Tock uses this compiler flag for compiling C user applications even without any shared libraries. The PIC base register is used for normal accesses to global data.

Tock C applications are also compiled with the -mno-pic-data-is-text-relative and -msingle-pic-base flags. The -mno-pic-data-is-text-relative flag explicitly tells the compiler to not assume that data and text sections will be relative to each other. This flag prevents global data accesses from being done using PC-relative addressing. Instead, the compiler generates code that accesses data members by going through the GOT. The -msingle-pic-base marks the PIC base register as read-only for the code that GCC generates. The ARM GCC manual has more information on all of these flags.

Setting PIC Base Register

Another question remains, how does the PIC base register get set in the first place? Tock has a bit of code run before the application starts up which performs this step. This is part of the crt0 or C runtime. This is a bit of code which runs before the application’s main function. For Tock applications written in C, the crt0 routine is responsible for setting up the PIC base register among other things such as copying GOT and data sections from the original binary into memory as well as actually calling the application’s main function. Here’s the Tock crt0 code. To help the crt0 know where the GOT section is within the binary, the linker annotates the binary with the location of the GOT within the executable. The linker does this because Tock C applications are linked with a custom linker script which defines this section called crt0_header.

Shared Libraries for TockOS

High Level Design

Just like on traditional operating systems, embedded operating systems will need a mechanism to perform relocations to perform function calls to shared libraries. Unlike traditional operating systems, embedded operating systems lack virtual memory and the ability to load code at arbitrary locations in a process’s address space.

Build configuration

Since the location of shared libraries in flash memory cannot be known at build time, shared libraries must be built as position independent code (PIC) as discussed earlier. This means that shared libraries will need to access their global data members via a Global Offset Table (GOT).

Performing relocations at flash-time

To perform the relocations needed to access shared library symbols, one option is to implement a dynamic linker similar to the ones used on desktop/server operating systems. Before the application starts executing, the dynamic linker would find the shared libraries the application depends on and perform the necessary relocations. Unlike desktop/server operating systems, embedded operating systems typically lack a file system, so the dynamic linker would need to traverse flash memory to find the shared libraries.

However, on embedded devices there is an opportunity for optimization. Once the shared library is built and flashed onto the device, the location of the shared libraries code will be at a constant physical address. Recall that embedded devices typically execute code directly from flash memory which removes the need for code sections to be loaded into memory. Since the code of the shared library will always be at the same location in flash memory, function calls to shared library functions can be resolved at “flash time”. In other words, references to the shared library functions can be resolved to directly point to the actual function addresses in flash memory for all processes.
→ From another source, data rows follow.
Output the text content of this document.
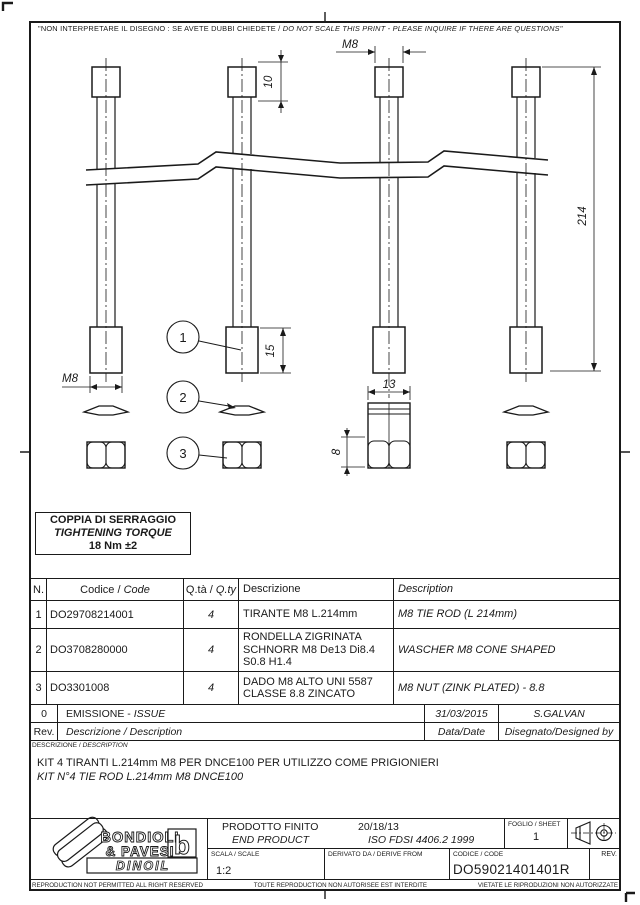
M8
10
214
15
M8	13
8
1
2
3
BONDIOLI
& PAVESI b
DINOIL
"NON INTERPRETARE IL DISEGNO : SE AVETE DUBBI CHIEDETE / DO NOT SCALE THIS PRINT - PLEASE INQUIRE IF THERE ARE QUESTIONS"
COPPIA DI SERRAGGIO
TIGHTENING TORQUE
18 Nm ±2
N.	Codice / Code	Q.tà / Q.ty	Descrizione	Description
1	DO29708214001	4	TIRANTE M8 L.214mm	M8 TIE ROD (L 214mm)
2	DO3708280000	4	RONDELLA ZIGRINATA SCHNORR M8 De13 Di8.4 S0.8 H1.4	WASCHER M8 CONE SHAPED
3	DO3301008	4	DADO M8 ALTO UNI 5587 CLASSE 8.8 ZINCATO	M8 NUT (ZINK PLATED) - 8.8
0	EMISSIONE - ISSUE	31/03/2015	S.GALVAN
Rev.	Descrizione / Description	Data/Date	Disegnato/Designed by
DESCRIZIONE / DESCRIPTION
KIT 4 TIRANTI L.214mm M8 PER DNCE100 PER UTILIZZO COME PRIGIONIERI
KIT N°4 TIE ROD L.214mm M8 DNCE100
PRODOTTO FINITO	20/18/13
END PRODUCT	ISO FDSI 4406.2 1999
FOGLIO / SHEET
1
SCALA / SCALE
1:2
DERIVATO DA / DERIVE FROM	CODICE / CODE
DO59021401401R
REV.
REPRODUCTION NOT PERMITTED ALL RIGHT RESERVED	TOUTE REPRODUCTION NON AUTORISEE EST INTERDITE	VIETATE LE RIPRODUZIONI NON AUTORIZZATE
This optimization eliminates the overhead of resolving shared library symbols at runtime.

Kernel and runtime

Now that both the application and shared library code has been flashed and references to shared library symbols have been resolved, the next step is to allocate memory. The kernel will allocate memory for any shared libraries data sections that an application needs. Each application will get its own copy of the shared library’s data section to maintain isolation between applications.

Then, the C runtime takes care of copying the GOT and data sections of the shared library into application memory. It also sets up the PIC base register to point to the GOT of the shared library in application memory which allows shared library functions to access their own global data members.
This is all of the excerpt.